The crucial question to be asked is: why is a law that could have been drafted by Xi Jinping being imposed on the country by a Conservative government? What has happened to the Conservative Party? Is there anything, anywhere, that the pro-mass immigration, pro-online censorship Conservative Party actually wants to conserve?
Some Tories must have uttered noises of discontent, since the censorship of “legal but harmful” speech online is being removed from the Bill before it returns to the Commons next week. That has provoked denunciations from Lucy Powell, who said the removal of the anti-free speech provisions gave a “free pass to abusers and takes the public for a ride”. How, precisely, does restoring free speech online take the public for a ride? Answers on a grain of rice…

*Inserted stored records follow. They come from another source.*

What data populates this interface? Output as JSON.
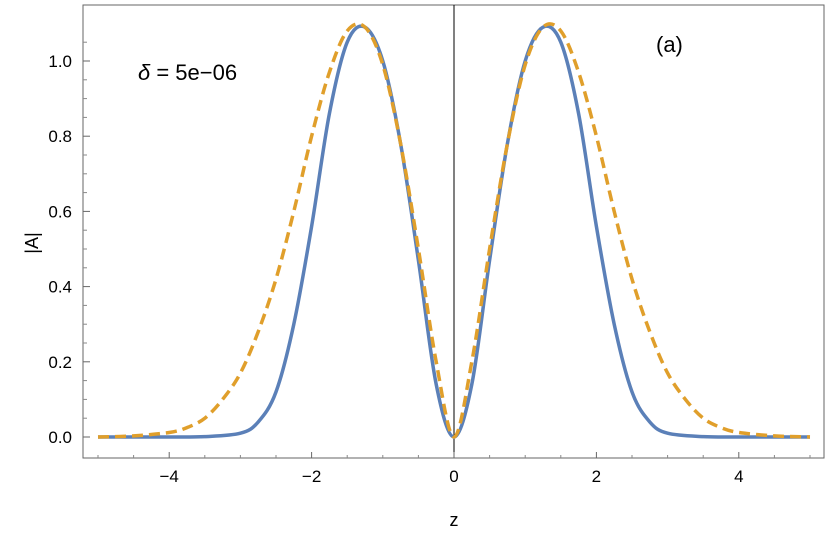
{
  "chart_data": {
    "type": "line",
    "xlabel": "z",
    "ylabel": "|A|",
    "xlim": [
      -5,
      5
    ],
    "ylim": [
      0,
      1.1
    ],
    "x_ticks": [
      -4,
      -2,
      0,
      2,
      4
    ],
    "x_tick_labels": [
      "−4",
      "−2",
      "0",
      "2",
      "4"
    ],
    "y_ticks": [
      0.0,
      0.2,
      0.4,
      0.6,
      0.8,
      1.0
    ],
    "y_tick_labels": [
      "0.0",
      "0.2",
      "0.4",
      "0.6",
      "0.8",
      "1.0"
    ],
    "grid": false,
    "annotations": {
      "delta_symbol": "δ",
      "delta_text": " = 5e−06",
      "panel": "(a)"
    },
    "series": [
      {
        "style": "solid",
        "color": "#5b80b8",
        "x": [
          -5,
          -4.5,
          -4,
          -3.5,
          -3,
          -2.75,
          -2.5,
          -2.25,
          -2,
          -1.75,
          -1.5,
          -1.25,
          -1,
          -0.75,
          -0.5,
          -0.25,
          0,
          0.25,
          0.5,
          0.75,
          1,
          1.25,
          1.5,
          1.75,
          2,
          2.25,
          2.5,
          2.75,
          3,
          3.5,
          4,
          4.5,
          5
        ],
        "y": [
          0.0,
          0.0,
          0.0,
          0.001,
          0.01,
          0.04,
          0.12,
          0.3,
          0.56,
          0.86,
          1.05,
          1.09,
          1.0,
          0.78,
          0.47,
          0.14,
          0.0,
          0.14,
          0.47,
          0.78,
          1.0,
          1.09,
          1.05,
          0.86,
          0.56,
          0.3,
          0.12,
          0.04,
          0.01,
          0.001,
          0.0,
          0.0,
          0.0
        ]
      },
      {
        "style": "dashed",
        "color": "#e09f2b",
        "x": [
          -5,
          -4.5,
          -4,
          -3.75,
          -3.5,
          -3.25,
          -3,
          -2.75,
          -2.5,
          -2.25,
          -2,
          -1.75,
          -1.5,
          -1.25,
          -1,
          -0.75,
          -0.5,
          -0.25,
          0,
          0.25,
          0.5,
          0.75,
          1,
          1.25,
          1.5,
          1.75,
          2,
          2.25,
          2.5,
          2.75,
          3,
          3.25,
          3.5,
          3.75,
          4,
          4.5,
          5
        ],
        "y": [
          0.0,
          0.003,
          0.012,
          0.025,
          0.05,
          0.1,
          0.17,
          0.28,
          0.42,
          0.6,
          0.8,
          0.97,
          1.08,
          1.09,
          0.99,
          0.78,
          0.5,
          0.2,
          0.0,
          0.2,
          0.5,
          0.78,
          0.99,
          1.09,
          1.08,
          0.97,
          0.8,
          0.6,
          0.42,
          0.28,
          0.17,
          0.1,
          0.05,
          0.025,
          0.012,
          0.003,
          0.0
        ]
      }
    ]
  }
}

It remains to be seen whether this partial improvement to the legislation will survive the final stages of parliamentary scrutiny; but the text of the draft law is not the chief concern. What is more worrying is the mentality of those who drafted it, for they will still be around, seeking other channels to advance their woke agenda and smother our fast-diminishing right to freedom of expression. The Dangerous Blogs Act is just the latest overreach by the woke establishment, its incoherence failing to conceal its malevolent intent. Its promoters are not people who take No for an answer. They will be back.